At the south-east corner of Clark County is the mouth of the Little Missouri, which rises on the Polk-Montgomery county line, traverses Pike, and forms the southern line of Clark.—Ed.

[45] The permanent occupation of this region, outside of the village at the Hot Springs, hardly began before the middle of the nineteenth century; earlier comers were mostly hunters and trappers, who "squatted" for a time and then passed on. It is uncertain whether the individuals mentioned were of this class or were permanent settlers; their names are not in local histories. Any spot containing even a single habitation was by courtesy styled a "settlement."—Ed.

[46] The village of Cove Creek, on the line between Garland and Hot Springs counties, marks the entrance to this valley.—Ed.
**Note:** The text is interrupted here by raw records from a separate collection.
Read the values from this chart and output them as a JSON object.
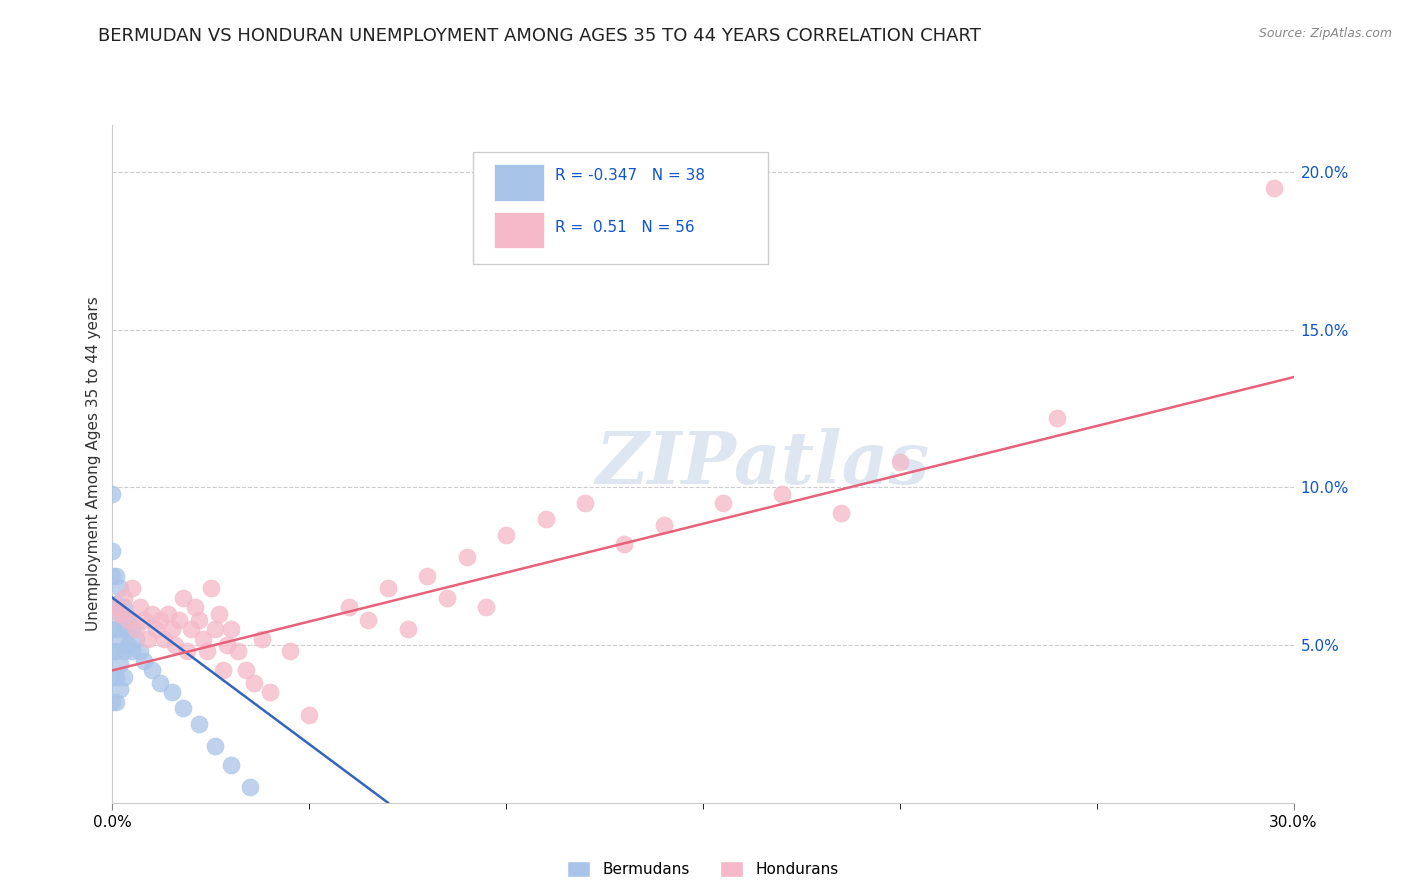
{
  "title": "BERMUDAN VS HONDURAN UNEMPLOYMENT AMONG AGES 35 TO 44 YEARS CORRELATION CHART",
  "source": "Source: ZipAtlas.com",
  "ylabel": "Unemployment Among Ages 35 to 44 years",
  "xlim": [
    0.0,
    0.3
  ],
  "ylim": [
    0.0,
    0.215
  ],
  "xticks": [
    0.0,
    0.3
  ],
  "xticklabels": [
    "0.0%",
    "30.0%"
  ],
  "yticks_right": [
    0.05,
    0.1,
    0.15,
    0.2
  ],
  "yticklabels_right": [
    "5.0%",
    "10.0%",
    "15.0%",
    "20.0%"
  ],
  "bermuda_color": "#a8c4e8",
  "honduran_color": "#f5b8c8",
  "bermuda_line_color": "#3366bb",
  "honduran_line_color": "#e8607a",
  "bermuda_R": -0.347,
  "bermuda_N": 38,
  "honduran_R": 0.51,
  "honduran_N": 56,
  "title_fontsize": 13,
  "axis_label_fontsize": 11,
  "tick_fontsize": 11,
  "legend_color": "#1155cc",
  "watermark_color": "#c8d8e8",
  "grid_color": "#cccccc",
  "background_color": "#ffffff",
  "bermuda_x": [
    0.0,
    0.0,
    0.0,
    0.0,
    0.0,
    0.0,
    0.0,
    0.0,
    0.001,
    0.001,
    0.001,
    0.001,
    0.001,
    0.001,
    0.002,
    0.002,
    0.002,
    0.002,
    0.002,
    0.003,
    0.003,
    0.003,
    0.003,
    0.004,
    0.004,
    0.005,
    0.005,
    0.006,
    0.007,
    0.008,
    0.01,
    0.012,
    0.015,
    0.018,
    0.022,
    0.026,
    0.03,
    0.035
  ],
  "bermuda_y": [
    0.098,
    0.08,
    0.072,
    0.063,
    0.055,
    0.048,
    0.04,
    0.032,
    0.072,
    0.063,
    0.055,
    0.048,
    0.04,
    0.032,
    0.068,
    0.06,
    0.052,
    0.044,
    0.036,
    0.062,
    0.055,
    0.048,
    0.04,
    0.058,
    0.05,
    0.055,
    0.048,
    0.052,
    0.048,
    0.045,
    0.042,
    0.038,
    0.035,
    0.03,
    0.025,
    0.018,
    0.012,
    0.005
  ],
  "honduran_x": [
    0.001,
    0.002,
    0.003,
    0.004,
    0.005,
    0.006,
    0.007,
    0.008,
    0.009,
    0.01,
    0.011,
    0.012,
    0.013,
    0.014,
    0.015,
    0.016,
    0.017,
    0.018,
    0.019,
    0.02,
    0.021,
    0.022,
    0.023,
    0.024,
    0.025,
    0.026,
    0.027,
    0.028,
    0.029,
    0.03,
    0.032,
    0.034,
    0.036,
    0.038,
    0.04,
    0.045,
    0.05,
    0.06,
    0.065,
    0.07,
    0.075,
    0.08,
    0.085,
    0.09,
    0.095,
    0.1,
    0.11,
    0.12,
    0.13,
    0.14,
    0.155,
    0.17,
    0.185,
    0.2,
    0.24,
    0.295
  ],
  "honduran_y": [
    0.062,
    0.06,
    0.065,
    0.058,
    0.068,
    0.055,
    0.062,
    0.058,
    0.052,
    0.06,
    0.055,
    0.058,
    0.052,
    0.06,
    0.055,
    0.05,
    0.058,
    0.065,
    0.048,
    0.055,
    0.062,
    0.058,
    0.052,
    0.048,
    0.068,
    0.055,
    0.06,
    0.042,
    0.05,
    0.055,
    0.048,
    0.042,
    0.038,
    0.052,
    0.035,
    0.048,
    0.028,
    0.062,
    0.058,
    0.068,
    0.055,
    0.072,
    0.065,
    0.078,
    0.062,
    0.085,
    0.09,
    0.095,
    0.082,
    0.088,
    0.095,
    0.098,
    0.092,
    0.108,
    0.122,
    0.195
  ],
  "bermuda_trend_x": [
    0.0,
    0.07
  ],
  "bermuda_trend_y": [
    0.065,
    0.0
  ],
  "honduran_trend_x": [
    0.0,
    0.3
  ],
  "honduran_trend_y": [
    0.042,
    0.135
  ]
}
[47] James did not base this description of watercourses in Louisiana on personal observation, yet it is fairly accurate. A few comments may be added. Macon River is a tributary of the Tensas; their confluence is several miles from the Ouachita, east of the hill called Sicily Island. Opposite the mouth of the Tensas is that of the Ocatahoola (Little River); below this point the Ouachita is called Black River (Rivière Noire), a name given by the French on account of the dark appearance, due to depth, overshadowing forests, and a black sand bottom. The expansion of Little River is Catahoula Lake, in the county of the same name; its depth fluctuates from mere marsh to about fifteen feet. The Derbane is now Bayou Corney, a branch of which is still Bayou D'Arbonne; its mouth is nearly opposite that of the Barthelemi (Bartholomew). The Saluder is apparently Bayou Loutre (Otter), a short distance above Bayou Corney. Lake Atchafalaya (Grand Lake), an expansion of the river of the same name, is a few miles from the Gulf coast, north of Atchafalaya Bay. Recently an effort has been made to force all of the current of Red River into the Mississippi, by damming the Atchafalaya.—Ed.


CHAPTER III {XI}[48]
Red River—Exploring Expedition of 1806—Return to the Arkansa—Earthquakes

The Red river of Louisiana enters the Mississippi from the west, in north latitude 31° 5´,[49] and in 16° 35´ west longitude from Philadelphia. From the Mississippi to the mouth of Black river (as the Washita is called below the confluence of the Ocatahoola and Tensa) is twenty-six miles by water. The aggregate width of Red river, for this distance, is from three hundred to three hundred and fifty yards. The depth of the water in summer varies, according to the actual measurement of Messrs. Freeman and Humphrey, from eighty-four to forty-two feet, the range from extreme high to low-water is from twenty-five to thirty feet, and the banks are elevated from fourteen to twenty-five feet above the surface of the river at low-water. At no great distance, on each side, is a second alluvial bank, rising a few feet higher than the immediate bank of the river. Back of this the surface is elevated nearly to high-water mark, but descends gradually towards the lakes and swamps, which occur along both sides of the valley of the river. In the wet season the lower part of Red and Black rivers are lost in an extensive lake, covering the country from the Mississippi westward near one hundred miles to the settlement of the Avoyelles.[50]

The distinction made by Du Pratz, between the country on the south and that on the north side of Red river, appears to be strictly applicable only to {164} the part lying below the point where Red river enters the immediate valley of the Mississippi.[51]